Mixed Media Sculpture

When making art, as opposed to commercial art, it’s not a goal or destination, it’s trying to express my imagination, a journey into memory, texture, worry, wonder.  It is practicing expressing the ineffable internal conscious that sees the darkness and the light.

The muse for this series lives in discarded materials, once valued now unwanted. Made from a library of cultural fodder with seemingly nothing in common, icons and items once treasured are now trash are on the palate. I resurrect these items to understand.

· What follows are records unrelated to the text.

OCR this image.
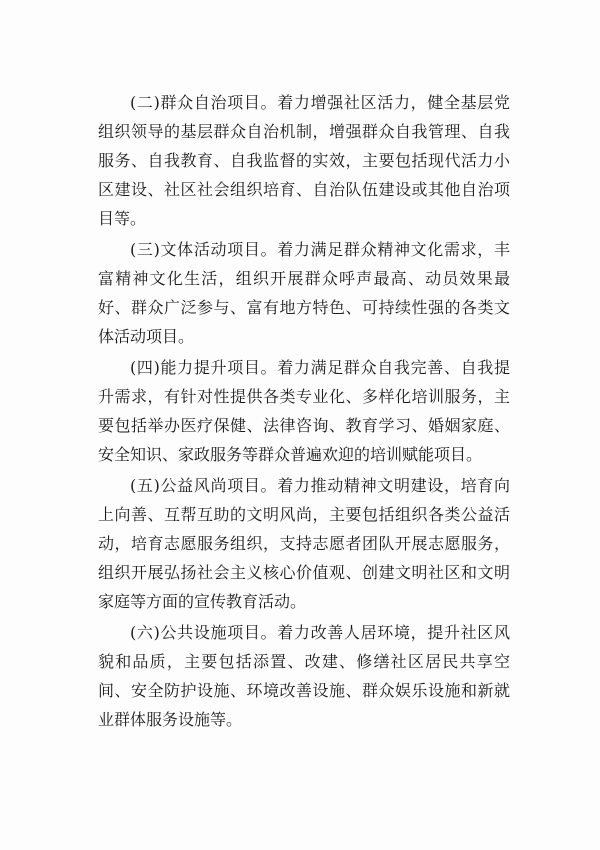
(二)群众自治项目。着力增强社区活力，健全基层党组织领导的基层群众自治机制，增强群众自我管理、自我服务、自我教育、自我监督的实效，主要包括现代活力小区建设、社区社会组织培育、自治队伍建设或其他自治项目等。

(三)文体活动项目。着力满足群众精神文化需求，丰富精神文化生活，组织开展群众呼声最高、动员效果最好、群众广泛参与、富有地方特色、可持续性强的各类文体活动项目。

(四)能力提升项目。着力满足群众自我完善、自我提升需求，有针对性提供各类专业化、多样化培训服务，主要包括举办医疗保健、法律咨询、教育学习、婚姻家庭、安全知识、家政服务等群众普遍欢迎的培训赋能项目。

(五)公益风尚项目。着力推动精神文明建设，培育向上向善、互帮互助的文明风尚，主要包括组织各类公益活动，培育志愿服务组织，支持志愿者团队开展志愿服务，组织开展弘扬社会主义核心价值观、创建文明社区和文明家庭等方面的宣传教育活动。

(六)公共设施项目。着力改善人居环境，提升社区风貌和品质，主要包括添置、改建、修缮社区居民共享空间、安全防护设施、环境改善设施、群众娱乐设施和新就业群体服务设施等。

Mixed Media: Abuelita Tommacita

When my Grandma Tommy died, I inherited her headstrong nature and her costume jewelry.  I didn’t inherit her faith though, and while I untangled roseries from faux pearls I wished her spirit to rest in the vision she had of heaven.  This is my alter, her things mixed with my mothers, mixed with my own.  It is devoted to faith in faiths, to love, laughter and brightness.  May we all rest in goodness despite our differences.

Evo Chip Tribe

Weave a story of history, industrial evolution and culture and you’ll find treasure in trash, our new tribe.  I tried to bring his thoughtful, holistic, familiar, sentimental, nonjudgmental nature into the present tense and he is looking at us like we look at him.  Both natural and man-made, he is touched by nature but is plugged in and wading through the wires.

Midas Klimt

When I found the burl carving, his face reminded me of the wise men, the one who gave gold, knowing that the material was necessary.  Yet it’s a tricky thing wealth?  You want it, but it doesn’t always bring happiness, or satisfaction.  But if you don’t have any then you’re likely suffering. Juxtaposing his venerable face with the textural elements of Gustav Klimt, who used gold leaf and pattern invoked opulence, decadence painted the quintessential attraction to objects of worth.  In contrast the title invokes the mythical King Midas’ greed which lead to his heavy metal demise.  This piece is their lovechild, seemingly benign yet unnatural and curious.

Aphrodite Rising

As an artist we’re taught about the “gaze” and I’ve felt it, lived through the good and bad of it.  I see feminine beauty as idealized, taboo, private, sacred, ancient, worshiped, judged and vilified all at once. Imagery forces us into “boxes” like virgin, mother, whore, witch, or crone. When you look at this piece do you look closer, are you staring and look away feeling love, shame, fascination, desire, regret, anger, is it sexist?  I see contradictions in messaging, be beautiful but be forbidden, be strong yet remain vulnerable.  I’m ok with being all of these things, I am lopsided, I am a happy and angry woman, I am ok and you are too.

Minerva Plays Well With Others

I’m walking and admiring the beauty of life on our planet, basking in the effortless cycles of growth and death that earth provides.  This altar’s central symbol is an Owl who represents Minerva the goddess of wisdom guiding us towards life, its cycles and knowing.  But plastic leaves, broken strands of old broken jewelry?  Do they represent life or are they part of the refuse that wisdom and life are drowning in.  Quirky.